What We Know About Space Is Wrong? The Universe Is Actually Flat, Scientists Say
The entire universe could be a "vast and complex hologram," scientists announced Monday after studying the cosmic microwave background, or the thermal energy leftover after the Big Bang, with powerful new telescopes. The novel theory claims that although we think the world around us is 3D it's actually flat.
"Imagine that everything you see, feel and hear in three dimensions (and your perception of time) in fact emanates from a flat two-dimensional field," said study co-author Kostas Skenderis of the U.K.'s University of Southampton. "The idea is similar to that of ordinary holograms where a three-dimensional image is encoded in a two-dimensional surface, such as in the hologram on a credit card. However, this time, the entire universe is encoded."
The theory looking at the universe in two-dimensional form could change the way we think about the universe and Albert Einstein, including what we know about how space and time exist. It's been around since the 1990s, but the latest study is the biggest push for it yet.
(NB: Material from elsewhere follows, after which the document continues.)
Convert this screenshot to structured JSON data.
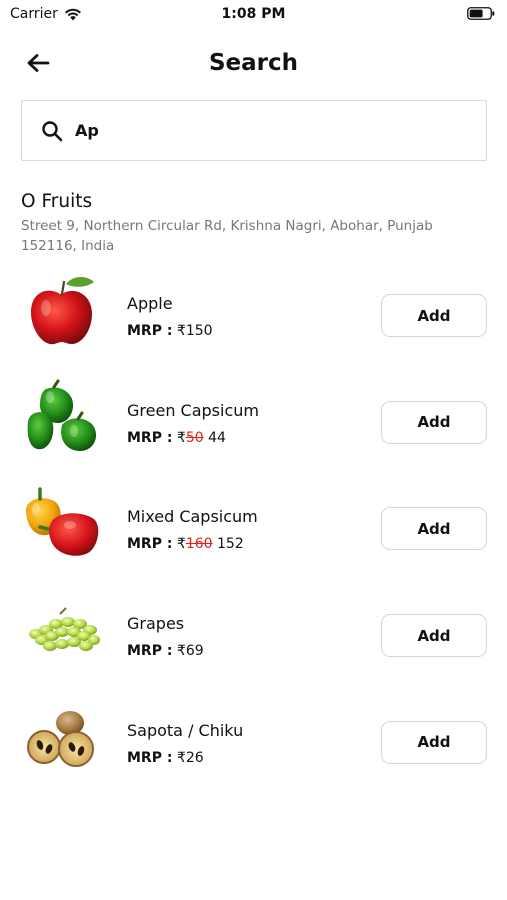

"Einstein's theory of general relativity explains almost everything large scale in the universe very well, but starts to unravel when examining its origins and mechanisms at quantum level," Skenderis said. "Scientists have been working for decades to combine Einstein's theory of gravity and quantum theory. Some believe the concept of a holographic universe has the potential to reconcile the two. I hope our research takes us another step towards this."
The study was published in the journal Physical Review Letters by scientists from Canada, England and the U.S. It didn't actually prove that the early universe was a hologram, but showed it was a possibility, Gizmodo reported.
“It’s holographic in the sense that there’s a description of the universe based on a lower dimensional system consistent with everything we see from the Big Bang,” Niayesh Afshordi, the study’s first author from the University of Waterloo in Canada, told Gizmodo.